Saturn Forms by Core Accretion in 3.4 Myr
Sarah E. Dodson-Robinson (1), Peter Bodenheimer (2), Gregory Laughlin, (2), Karen Willacy (3), Neal J. Turner (3), C. A. Beichman (1) ((1) NASA, Exoplanet Science Institute, (2) UCO/Lick Observatory, (3) JPL)

TL;DR
This study presents two in situ core accretion simulations for Saturn, demonstrating that at large distances, core growth rate primarily controls formation timescale, with results aligning with observed disk lifetimes.
Contribution
The paper introduces two new core accretion models for Saturn that show similar formation timescales despite different opacity assumptions, highlighting the dominant role of core growth rate.
Findings
Both models produce ~3.4 Myr formation timescales.
Core growth rate limits planet formation at large distances.

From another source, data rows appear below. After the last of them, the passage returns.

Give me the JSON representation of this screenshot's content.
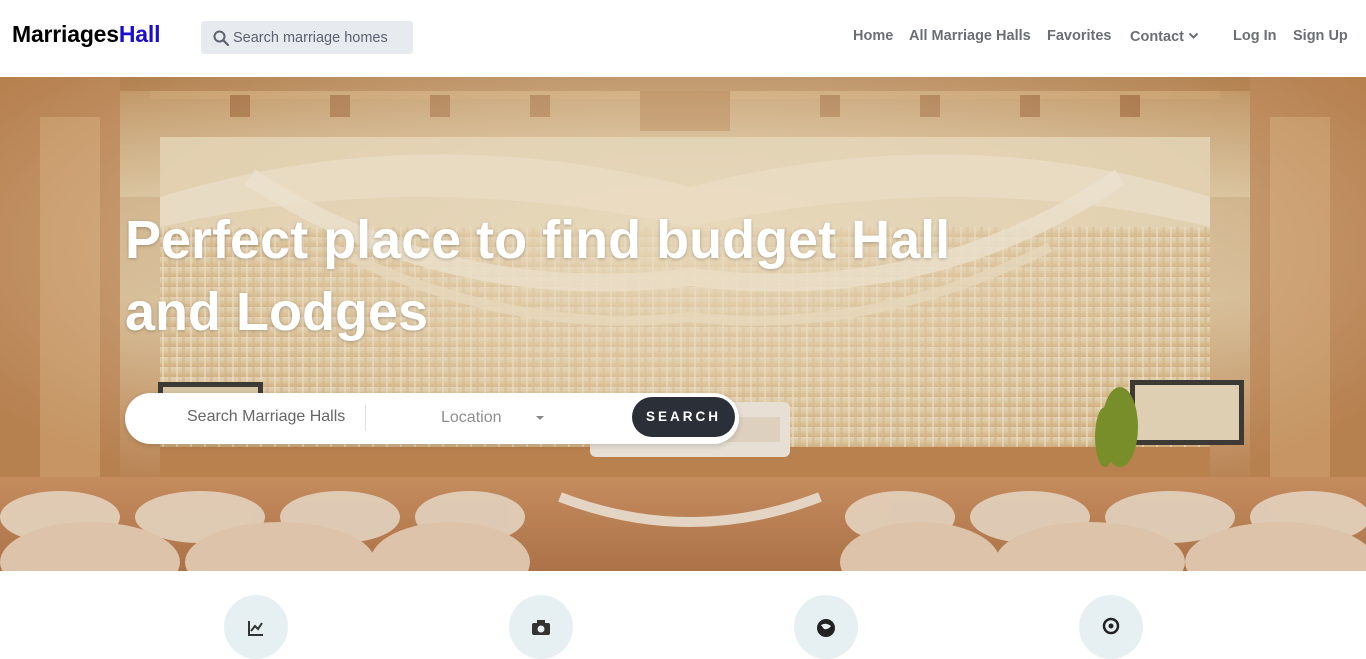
{
  "brand": {
    "part1": "Marriages",
    "part2": "Hall",
    "accent_color": "#1a0dcc"
  },
  "nav_search": {
    "placeholder": "Search marriage homes",
    "icon": "search-icon"
  },
  "nav": {
    "home": "Home",
    "all_halls": "All Marriage Halls",
    "favorites": "Favorites",
    "contact": "Contact",
    "login": "Log In",
    "signup": "Sign Up"
  },
  "hero": {
    "title_line1": "Perfect place to find budget Hall",
    "title_line2": "and Lodges",
    "search_placeholder": "Search Marriage Halls",
    "location_label": "Location",
    "search_button": "SEARCH",
    "button_color": "#2b3038"
  },
  "features": {
    "icons": [
      "chart-icon",
      "camera-icon",
      "globe-icon",
      "location-icon"
    ],
    "circle_color": "#e6f0f2"
  }
}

Results suggest applicability to Uranus and Neptune.
Abstract
We present two new in situ core accretion simulations of Saturn with planet formation timescales of 3.37 Myr (model S0) and 3.48 Myr (model S1), consistent with observed protostellar disk lifetimes. In model S0, we assume rapid grain settling reduces opacity due to grains from full interstellar values (Podolak 2003). In model S1, we do not invoke grain settling, instead assigning full interstellar opacities to grains in the envelope. Surprisingly, the two models produce nearly identical formation timescales and core/atmosphere mass ratios. We therefore observe a new manifestation of core accretion theory: at large heliocentric distances, the solid core growth rate (limited by Keplerian orbital velocity) controls the planet formation timescale. We argue that this paradigm should apply to Uranus and Neptune as well.